11/29/2023
Eliza Jane is an amazing woman and a true inspiration!!! It IS a lost art and her posts give you much to think about. Thank you, Eliza ❤️🙏
I was once told in the comment section, that the only reason I raise meat rabbits is because my “husband is too CHEAP to provide grocery money”……
A huge laugh for me and those who actually know him, followed by utter shock, because that lady truly believed I could just eat meat from from the store, to spare the animal.
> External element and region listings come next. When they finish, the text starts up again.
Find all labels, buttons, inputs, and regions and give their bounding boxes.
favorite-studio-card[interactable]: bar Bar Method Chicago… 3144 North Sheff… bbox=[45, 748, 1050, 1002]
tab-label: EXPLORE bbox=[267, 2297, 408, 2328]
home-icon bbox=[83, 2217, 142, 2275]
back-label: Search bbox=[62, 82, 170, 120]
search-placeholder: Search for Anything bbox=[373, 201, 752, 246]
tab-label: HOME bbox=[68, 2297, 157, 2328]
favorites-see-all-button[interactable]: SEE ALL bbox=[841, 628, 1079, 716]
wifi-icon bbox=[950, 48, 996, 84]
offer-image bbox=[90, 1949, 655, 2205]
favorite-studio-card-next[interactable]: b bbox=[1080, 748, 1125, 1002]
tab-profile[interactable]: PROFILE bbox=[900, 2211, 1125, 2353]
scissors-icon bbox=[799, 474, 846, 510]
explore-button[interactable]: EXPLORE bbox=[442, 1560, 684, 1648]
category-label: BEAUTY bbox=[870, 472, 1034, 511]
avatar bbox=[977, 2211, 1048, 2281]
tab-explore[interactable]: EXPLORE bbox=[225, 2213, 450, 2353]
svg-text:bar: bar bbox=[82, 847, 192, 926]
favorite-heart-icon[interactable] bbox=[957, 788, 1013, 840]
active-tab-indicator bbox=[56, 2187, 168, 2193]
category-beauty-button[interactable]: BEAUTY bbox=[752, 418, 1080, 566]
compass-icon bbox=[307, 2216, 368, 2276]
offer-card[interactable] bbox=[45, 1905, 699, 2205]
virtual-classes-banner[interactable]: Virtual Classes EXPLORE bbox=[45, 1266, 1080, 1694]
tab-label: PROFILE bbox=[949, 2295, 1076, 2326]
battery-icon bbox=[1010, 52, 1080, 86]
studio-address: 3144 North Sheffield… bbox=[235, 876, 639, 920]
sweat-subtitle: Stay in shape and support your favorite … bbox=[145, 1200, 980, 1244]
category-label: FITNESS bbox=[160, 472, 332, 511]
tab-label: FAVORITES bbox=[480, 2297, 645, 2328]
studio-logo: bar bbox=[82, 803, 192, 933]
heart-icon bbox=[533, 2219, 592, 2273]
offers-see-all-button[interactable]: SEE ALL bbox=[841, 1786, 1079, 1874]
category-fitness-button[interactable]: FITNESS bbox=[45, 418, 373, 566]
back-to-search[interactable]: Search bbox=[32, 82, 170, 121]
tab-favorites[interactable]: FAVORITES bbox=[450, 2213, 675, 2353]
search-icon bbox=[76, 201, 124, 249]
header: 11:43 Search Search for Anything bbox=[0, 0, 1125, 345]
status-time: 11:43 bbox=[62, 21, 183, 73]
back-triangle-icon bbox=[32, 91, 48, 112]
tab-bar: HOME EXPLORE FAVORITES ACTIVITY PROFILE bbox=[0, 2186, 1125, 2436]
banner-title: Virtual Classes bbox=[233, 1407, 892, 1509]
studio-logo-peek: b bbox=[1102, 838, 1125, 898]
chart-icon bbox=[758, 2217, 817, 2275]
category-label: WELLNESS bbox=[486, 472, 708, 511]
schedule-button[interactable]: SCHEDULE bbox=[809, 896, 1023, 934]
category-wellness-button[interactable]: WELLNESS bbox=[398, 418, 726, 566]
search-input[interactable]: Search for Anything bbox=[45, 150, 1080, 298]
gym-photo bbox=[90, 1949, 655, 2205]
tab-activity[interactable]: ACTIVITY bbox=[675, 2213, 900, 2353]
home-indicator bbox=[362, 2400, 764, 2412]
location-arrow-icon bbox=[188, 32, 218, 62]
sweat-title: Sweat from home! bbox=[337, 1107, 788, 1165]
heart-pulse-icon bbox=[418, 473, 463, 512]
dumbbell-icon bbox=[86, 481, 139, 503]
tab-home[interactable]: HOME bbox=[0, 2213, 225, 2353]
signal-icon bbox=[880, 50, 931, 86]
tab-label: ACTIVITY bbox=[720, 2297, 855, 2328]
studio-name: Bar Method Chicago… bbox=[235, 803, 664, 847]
I understand that home butchery is hard for people, because it’s an art we are losing and many don’t grow up exposed to. When I was little, my family was always growing, dispatching and processing their own food. I knew from a very young age that if chickens didn’t lay, they were turned into soup, that when my dad brought home piglets, they would be harvested and we would have bacon and hams. Everyone worked in our homestead together to provide, and I wasn’t shocked by seeing a live animal dispatched. Many have moved away from home harvesting because of convenience, laws and state regulations. But for the majority it’s easier for someone else to raise the animal and take that animals life, because you don’t feel anything buying a faceless package of meat that been shipped around the country or even world, and because people have no connection or knowledge to tend livestock. If you’re eating meat straight off a grocery store shelf, how can you comment, “Ewww, Grossss, Go to the store! I can’t believe you eat that!”, to someone raising, harvesting, providing local sustainable food?
You’ll always see me posting this process, because education, on all fronts is something I refuse to lose.
And I encourage you to keep rearing livestock, teaching those who need guidance, passing down valuable traditions and honoring those lives who sustain us.